CIO

‘We have to be the supervisors of robots’: HPE’s Dr Goh

Some correct decisions are not right socially, says Dr Eng Lim Goh

Academics predict that half of our jobs will disappear soon thanks to the automation provided by technologies like artificial intelligence (AI) and robotics.

Which jobs will ultimately be replaced is still up for discussion but humans will reach a stage in the AI world where we will have to “differentiate between a correct decision and a right decision,” according to Dr Eng Lim Goh, vice president and SGI chief technology officer at HPE.

During a Q&A session following his presentation on the impact of AI on society last week at Melbourne’s Luther College, Dr Goh said using historical data, a machine will reach the optimised and correct decision.

“[But] we have to be purveyors of the right decision because some correct decisions are not right socially,” he said. “We still have to go through growing up, playing in the playground with other kids, studying, going to school, going to wine parties and having relationships.

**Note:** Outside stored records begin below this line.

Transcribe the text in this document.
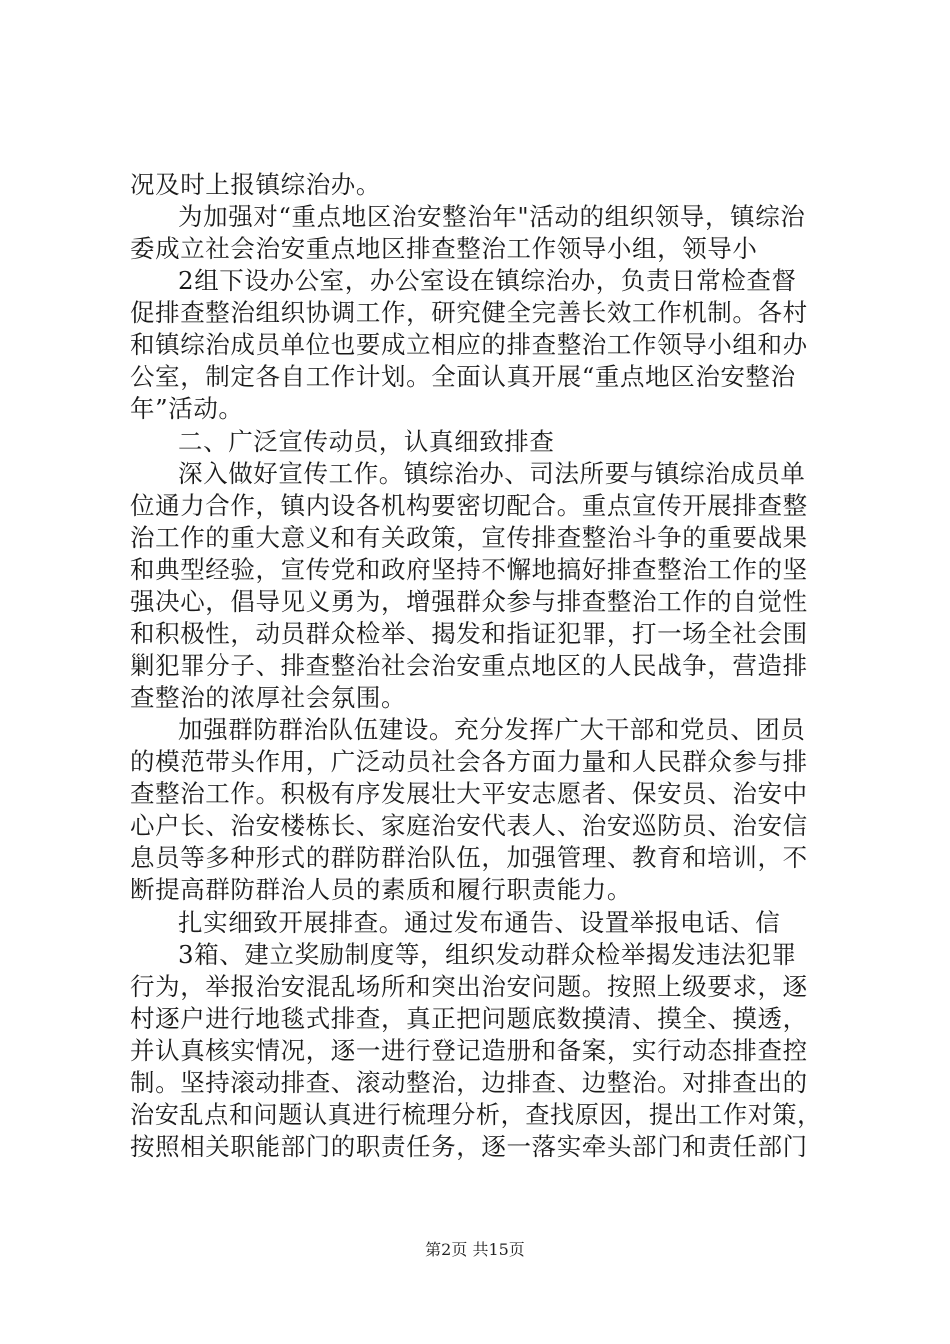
况及时上报镇综治办。
为加强对“重点地区治安整治年"活动的组织领导，镇综治
委成立社会治安重点地区排查整治工作领导小组，领导小
2组下设办公室，办公室设在镇综治办，负责日常检查督
促排查整治组织协调工作，研究健全完善长效工作机制。各村
和镇综治成员单位也要成立相应的排查整治工作领导小组和办
公室，制定各自工作计划。全面认真开展“重点地区治安整治
年”活动。
二、广泛宣传动员，认真细致排查
深入做好宣传工作。镇综治办、司法所要与镇综治成员单
位通力合作，镇内设各机构要密切配合。重点宣传开展排查整
治工作的重大意义和有关政策，宣传排查整治斗争的重要战果
和典型经验，宣传党和政府坚持不懈地搞好排查整治工作的坚
强决心，倡导见义勇为，增强群众参与排查整治工作的自觉性
和积极性，动员群众检举、揭发和指证犯罪，打一场全社会围
剿犯罪分子、排查整治社会治安重点地区的人民战争，营造排
查整治的浓厚社会氛围。
加强群防群治队伍建设。充分发挥广大干部和党员、团员
的模范带头作用，广泛动员社会各方面力量和人民群众参与排
查整治工作。积极有序发展壮大平安志愿者、保安员、治安中
心户长、治安楼栋长、家庭治安代表人、治安巡防员、治安信
息员等多种形式的群防群治队伍，加强管理、教育和培训，不
断提高群防群治人员的素质和履行职责能力。
扎实细致开展排查。通过发布通告、设置举报电话、信
3箱、建立奖励制度等，组织发动群众检举揭发违法犯罪
行为，举报治安混乱场所和突出治安问题。按照上级要求，逐
村逐户进行地毯式排查，真正把问题底数摸清、摸全、摸透，
并认真核实情况，逐一进行登记造册和备案，实行动态排查控
制。坚持滚动排查、滚动整治，边排查、边整治。对排查出的
治安乱点和问题认真进行梳理分析，查找原因，提出工作对策，
按照相关职能部门的职责任务，逐一落实牵头部门和责任部门
第2页 共15页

“[During this time] we start to observe and understand the human values system because after all, we are humans [who] have created robots. Like [we did during] the past industrial revolution, we have to be the ‘supervisors of robots’, differentiating between correct and right. Most of the correct decisions are the right decisions but some of them might not be,” he told the audience.

For this reason, Dr Goh stressed that in addition to studying sciences, the humanities will continue to become important in the future.

“Economics and social sciences, history – all of these will continue to be important because that could be our ultimate differentiation; the human side of humanity,” he said.

Most of the correct decisions are the right decisions but some of them might not be." - Dr Goh. Image source: HPE
Most of the correct decisions are the right decisions but some of them might not be." - Dr Goh. Image source: HPE

Making machines ‘self-aware’

To create AI systems that are sentient and self-aware within the next 10 years, we will need to achieve ‘general intelligence,’ said Dr Goh.

“[The question is], how do you get to general intelligence when all you are building today are individual, specific intelligence systems?’ It [the system] plays chess well but doesn’t know anything about driving cars. It classifies images really well but it knows nothing about speech recognition.”

According to Dr Goh, after we have combined 10,000 specific intelligence systems and link them across their neural network, something new may emerge.

“Why do I believe this is possible? It’s because of a Nobel laureate at Princeton University who explained the following: physics does not explain everything in chemistry – it cannot. Everything in chemistry cannot explain biology. Biology cannot explain physiology and physiology cannot explain psychology. That’s the reason why at university you have a degree for every one of them.”

“And he calls this an ‘emergent property’ to try and explain the gap. When you have something more complex above, everything more basic below cannot explain it because something emerges with complexity,” said Dr Goh.

“So if you took 10,000 different intelligence systems, wired them across, will you get an emergent property? I don’t know. That’s a possibility and people are thinking about it.”